INCREASE IN CIRCULATING PRODUCTS OF LIPID-PEROXIDATION (F-2-ISOPROSTANES) IN SMOKERS - SMOKING AS A CAUSE OF OXIDATIVE DAMAGE

Background. It has been hypothesized that the pathogenesis of diseases induced by cigarette smoking involves oxidative damage by free radicals. However, definitive evidence that smoking causes the oxidative modification of target molecules in vivo is lacking. We conducted a study to determine whether the production of F-2-isoprostanes, which are novel products of lipid peroxidation, is enhanced in persons who smoke. Methods. We measured the levels of free F-2-isoprostanes in plasma, the levels of F-2-isoprostanes esterified to plasma lipids, and the urinary excretion of metabolites of F-2-isoprostanes in 10 smokers and 10 nonsmokers matched for age and sex.
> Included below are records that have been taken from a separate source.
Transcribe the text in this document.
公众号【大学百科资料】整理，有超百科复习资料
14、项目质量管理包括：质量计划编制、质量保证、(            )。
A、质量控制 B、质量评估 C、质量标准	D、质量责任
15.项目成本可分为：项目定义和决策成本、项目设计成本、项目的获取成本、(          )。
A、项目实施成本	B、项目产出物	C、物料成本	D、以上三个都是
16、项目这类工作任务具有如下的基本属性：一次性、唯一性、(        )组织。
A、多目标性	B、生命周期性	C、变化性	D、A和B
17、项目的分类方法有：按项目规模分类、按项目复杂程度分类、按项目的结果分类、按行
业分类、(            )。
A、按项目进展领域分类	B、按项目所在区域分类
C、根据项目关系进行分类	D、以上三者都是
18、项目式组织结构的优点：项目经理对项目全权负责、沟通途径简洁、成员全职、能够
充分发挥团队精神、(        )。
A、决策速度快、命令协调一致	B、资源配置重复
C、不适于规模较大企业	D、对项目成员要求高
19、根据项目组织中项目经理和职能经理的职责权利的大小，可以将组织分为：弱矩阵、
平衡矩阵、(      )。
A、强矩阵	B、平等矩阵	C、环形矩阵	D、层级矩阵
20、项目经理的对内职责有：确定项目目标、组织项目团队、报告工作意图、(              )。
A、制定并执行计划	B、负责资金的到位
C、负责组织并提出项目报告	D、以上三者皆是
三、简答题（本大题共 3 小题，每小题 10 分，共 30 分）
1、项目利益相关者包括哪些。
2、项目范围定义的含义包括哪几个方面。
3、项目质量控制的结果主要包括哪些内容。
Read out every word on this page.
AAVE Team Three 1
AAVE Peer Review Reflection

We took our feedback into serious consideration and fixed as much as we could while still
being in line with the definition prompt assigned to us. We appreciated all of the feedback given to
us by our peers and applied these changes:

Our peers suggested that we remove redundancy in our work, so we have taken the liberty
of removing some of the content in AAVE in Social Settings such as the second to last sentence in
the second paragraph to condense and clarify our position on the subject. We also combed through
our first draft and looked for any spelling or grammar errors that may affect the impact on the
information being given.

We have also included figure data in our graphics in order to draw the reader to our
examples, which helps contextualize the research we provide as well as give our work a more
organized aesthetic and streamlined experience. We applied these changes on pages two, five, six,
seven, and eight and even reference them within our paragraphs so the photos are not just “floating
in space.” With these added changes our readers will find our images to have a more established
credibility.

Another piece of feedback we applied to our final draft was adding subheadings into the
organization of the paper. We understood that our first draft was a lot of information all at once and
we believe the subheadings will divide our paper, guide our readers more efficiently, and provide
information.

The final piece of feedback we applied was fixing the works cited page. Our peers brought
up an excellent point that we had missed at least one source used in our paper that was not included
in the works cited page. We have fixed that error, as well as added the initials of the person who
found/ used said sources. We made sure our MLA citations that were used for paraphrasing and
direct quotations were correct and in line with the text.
The short-term effects of smoking (three cigarettes smoked over 30 minutes) and the effects of two weeks of abstinence from smoking on levels of F-2-isoprostanes in the circulation were also determined in the smokers. Results. Plasma levels of free and esterified F-2-isoprostanes were significantly higher in the smokers (mean +/-SD, 242+/-147 and 574+/-217 pmol per liter, respectively) than in the nonsmokers (103+/-19 and 345+/-65 pmol per liter; P = 0.02 for free F-2-isoprostanes and P = 0.03 for esterified F-2-isoprostanes). Smoking had no short-term effects on the circulating levels of F-2-isoprostanes. However, the levels of free and esterified F-2-isoprostanes fell significantly after two weeks of abstinence from smoking (250+/-156 and 624+/-214 pmol per liter, respectively, before the cessation of smoking, as compared with 156+/-67 and 469+/-108 pmol per liter after two weeks' cessation; P=0.03 for free F-2-isoprostanes and P = 0.02 for esterified F-2-isoprostanes). Conclusions. The increased levels of F-2-isoprostanes in the circulation of persons who smoke support the hypothesis that smoking can cause the oxidative modification of important biologic molecules in vivo.